Rolle's Theorem. Suppose following three condition hold for function $y={f{{\left({x}\right)}}}$:

1. function is defined and continuous on closed interval ${\left[{a},{b}\right]}$;
2. exists finite derivative ${f{'}}{\left({x}\right)}$ on interval ${\left({a},{b}\right)}$;
3. ${f{{\left({a}\right)}}}={f{{\left({b}\right)}}}$.

then there exists point ${c}$ $\left({a}<{c}<{b}\right)$ such that ${f{'}}{\left({c}\right)}={0}$.

Geometrically Rolle's theorem means the following: if ${f{{\left({a}\right)}}}={f{{\left({b}\right)}}}$ then there exists point ${c}$ at which tangent line is horizontal.

Note, that all three conditions are needed.

For function ${f{{\left({x}\right)}}}={x}-{\left[{x}\right]}$ on interval ${\left[{0},{1}\right]}$ first condition doesn't hold, because it is not continuous at ${x}={1}$. And ${f{'}}{\left({x}\right)}={1}$ on ${\left({0},{1}\right)}$, so there are no point ${c}$ from ${\left({0},{1}\right)}$ such that ${f{'}}{\left({c}\right)}={0}$.

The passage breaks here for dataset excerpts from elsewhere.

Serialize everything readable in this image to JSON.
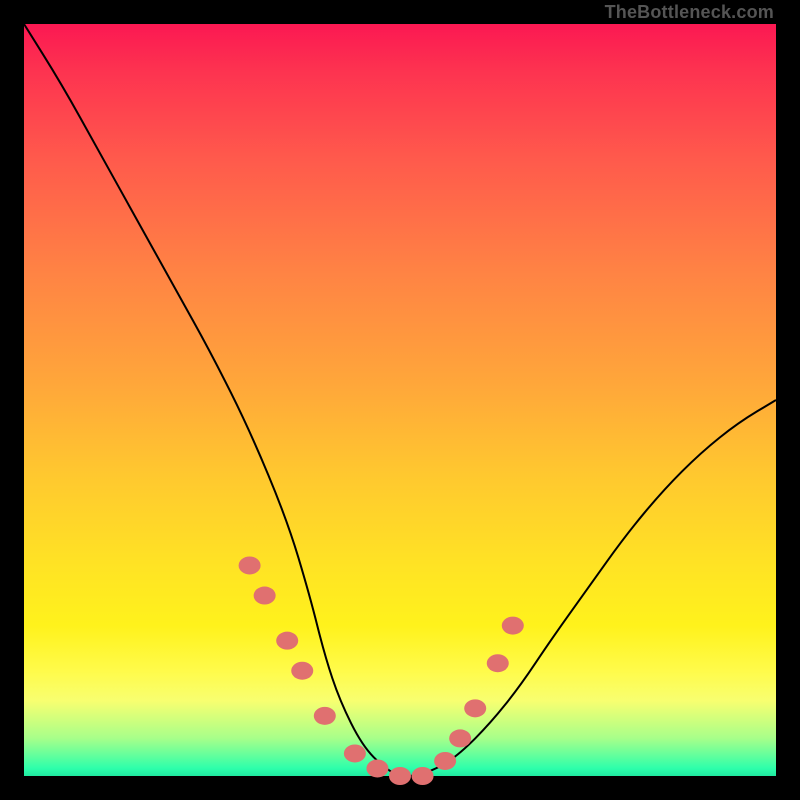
{
  "attribution": "TheBottleneck.com",
  "colors": {
    "frame": "#000000",
    "gradient_top": "#fb1852",
    "gradient_bottom": "#1fe9a0",
    "curve": "#000000",
    "dots": "#e07070"
  },
  "chart_data": {
    "type": "line",
    "title": "",
    "xlabel": "",
    "ylabel": "",
    "xlim": [
      0,
      100
    ],
    "ylim": [
      0,
      100
    ],
    "series": [
      {
        "name": "bottleneck-curve",
        "x": [
          0,
          5,
          10,
          15,
          20,
          25,
          30,
          35,
          38,
          40,
          42,
          45,
          48,
          50,
          52,
          55,
          58,
          62,
          66,
          70,
          75,
          80,
          85,
          90,
          95,
          100
        ],
        "y": [
          100,
          92,
          83,
          74,
          65,
          56,
          46,
          34,
          24,
          16,
          10,
          4,
          1,
          0,
          0,
          1,
          3,
          7,
          12,
          18,
          25,
          32,
          38,
          43,
          47,
          50
        ]
      }
    ],
    "markers": {
      "name": "highlighted-points",
      "x": [
        30,
        32,
        35,
        37,
        40,
        44,
        47,
        50,
        53,
        56,
        58,
        60,
        63,
        65
      ],
      "y": [
        28,
        24,
        18,
        14,
        8,
        3,
        1,
        0,
        0,
        2,
        5,
        9,
        15,
        20
      ]
    }
  }
}
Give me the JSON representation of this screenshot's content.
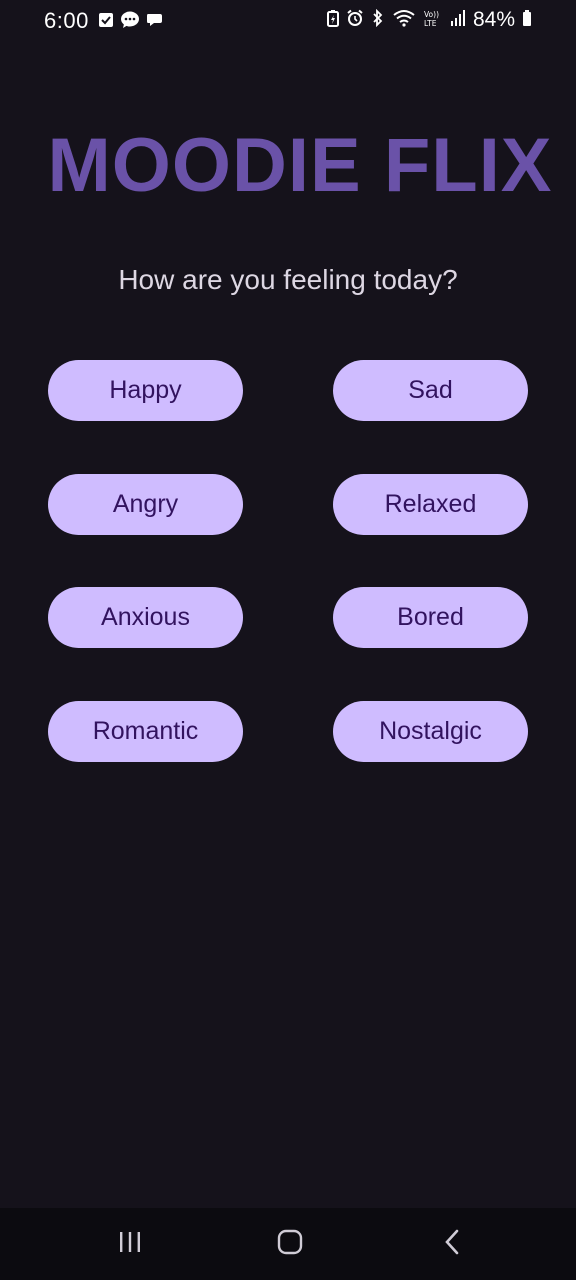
{
  "status_bar": {
    "time": "6:00",
    "battery_percent": "84%",
    "left_icons": [
      "checkbox-icon",
      "chat-bubble-icon",
      "message-icon"
    ],
    "right_icons": [
      "battery-saver-icon",
      "alarm-icon",
      "bluetooth-icon",
      "wifi-icon",
      "volte-icon",
      "signal-icon",
      "battery-icon"
    ],
    "volte_label": "Vo)) LTE"
  },
  "app": {
    "title": "MOODIE FLIX",
    "prompt": "How are you feeling today?",
    "title_color": "#6a52a8",
    "button_color": "#cfbcff",
    "button_text_color": "#32135f",
    "background_color": "#15121b"
  },
  "moods": [
    {
      "label": "Happy"
    },
    {
      "label": "Sad"
    },
    {
      "label": "Angry"
    },
    {
      "label": "Relaxed"
    },
    {
      "label": "Anxious"
    },
    {
      "label": "Bored"
    },
    {
      "label": "Romantic"
    },
    {
      "label": "Nostalgic"
    }
  ],
  "nav_bar": {
    "icons": [
      "recent-apps-icon",
      "home-icon",
      "back-icon"
    ]
  }
}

For function ${f{{\left({x}\right)}}}={\left\{\begin{array}{c}{x}{\quad\text{if}\quad}{0}\le{x}\le\frac{{1}}{{2}}\\{1}-{x}{\quad\text{if}\quad}\frac{{1}}{{2}}\le{x}\le{1}\\ \end{array}\right.}$ second condition doesn't hold, because derivative doesn't exist at ${x}=\frac{{1}}{{2}}$. Aso ${f{'}}{\left({x}\right)}={1}$ on ${\left({0},\frac{{1}}{{2}}\right)}$ and ${f{'}}{\left({x}\right)}=-{1}$ on ${\left(\frac{{1}}{{2}},{1}\right)}$, so there are no point ${c}$ from ${\left({0},{1}\right)}$ such that ${f{'}}{\left({c}\right)}={0}$.

For function ${f{{\left({x}\right)}}}={x}$ on interval ${\left[{0},{1}\right]}$ third condition doesn't hold, ${f{{\left({0}\right)}}}\ne{f{{\left({1}\right)}}}$. And ${f{'}}{\left({x}\right)}={1}$ everywhere, so there are no point ${c}$ from ${\left({0},{1}\right)}$ such that ${f{'}}{\left({c}\right)}={0}$.